Short Answer:
No, you can't do that. It doesn't make sense.
Notation:
Let $s_{1:t}$ be the states from time $1$ to time $t$. Let $z_{1:t}$ denote the observations. Let $q(s_{1:t}|z_{1:t})$ be the proposal distribution that you sample from to approximate the entire sequence of unobserved states. This proposal distribution is assumed to be factorizable, so you can sample at each time point as new $z_t$ data arrives. So say you have samples up to time $t-1$, then you sample the new states at time $t$ with $q_t(s_t|s_{t-1},z_t)$--this gives you samples form
$$
q_t(s_t|z_{1:t},s_{1:t-1}) q(s_{1:t-1}|z_{1:t-1}).
$$
And so on and so forth.
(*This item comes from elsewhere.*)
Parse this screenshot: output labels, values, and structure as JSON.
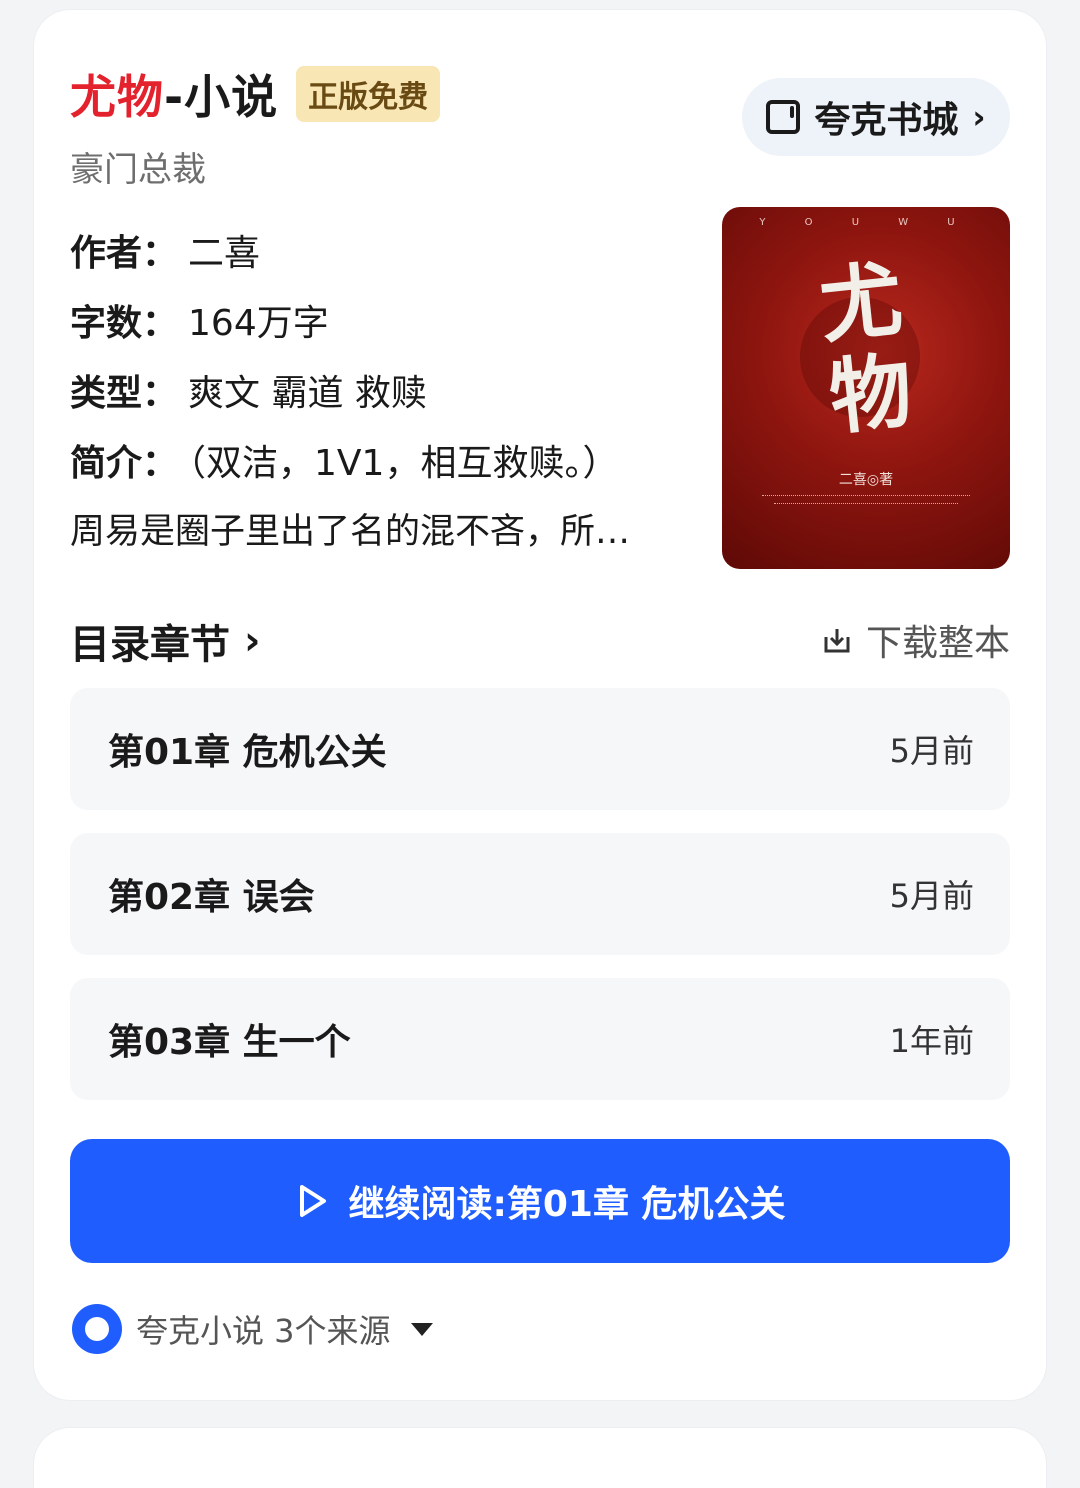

Every time you extend the sample paths, you adjust the weights with some weight adjustment.
Background:
Here is the decomposition that suggests Sequential Import Sampling (SIS). This is Sequential Importance Sampling with Resampling (SISR/SIR) without the resampling. It is the simplest possible particle filter that will answer your question.
\begin{align*}
p(s_{1:t}|z_{1:t}) &= C_t^{-1} \frac{p(s_{1:t},z_{1:t})}{q(s_{1:t}|z_{1:t})}q(s_{1:t}|z_{1:t}) \\
&= C_t^{-1} \frac{g(z_t|s_t)f(s_t|s_{t-1})}{q_t(s_t|z_{1:t},s_{1:t-1}) } \frac{p(s_{1:t-1},z_{1:t-1})}{ q(s_{1:t-1}|z_{1:t-1})} q_t(s_t|z_{1:t},s_{1:t-1}) q(s_{1:t-1}|z_{1:t-1}).
\end{align*}
Here's the progression. At the previous time, time $t-1$, you have samples distributed according to $q(s_{1:t-1}|z_{1:t-1})$, and their weights are $\frac{p(s_{1:t-1},z_{1:t-1})}{ q(s_{1:t-1}|z_{1:t-1})} $. Then, at time $t$, you sample and extend the particle paths by sampling from $q_t(s_t|z_{1:t},s_{1:t-1})$, and multiplying your old weights by $\frac{g(z_t|s_t)f(s_t|s_{t-1})}{q_t(s_t|z_{1:t},s_{1:t-1}) }$ to give you new, adjusted, and un-normalized weights at time $t$. $C_t^{-1}$ is a normalizing constant. $g(z_t|s_t)$ is the observation density, and $f(s_t|s_{t-1})$ is the state transition density or "motion model." In the other answer he assumes that $q_t(s_t|s_{t-1},z_t)$ is the same as $f(s_t|s_{t-1})$, so they cancel in the weight adjustment term.
Answer:
So yes, your un-normalized weights have to involve a probability distribution. It's a ratio, with the denominator being the guy you just sampled from. You can't sample from a thing that isn't a probability distribution. And the numerator has to be $g$ and $f$, otherwise you aren't using a state space model, and particle filtering won't make sense (there are probably ways to use Sequential Monte Carlo/particle filters on models that aren't state space models, but I have never done it).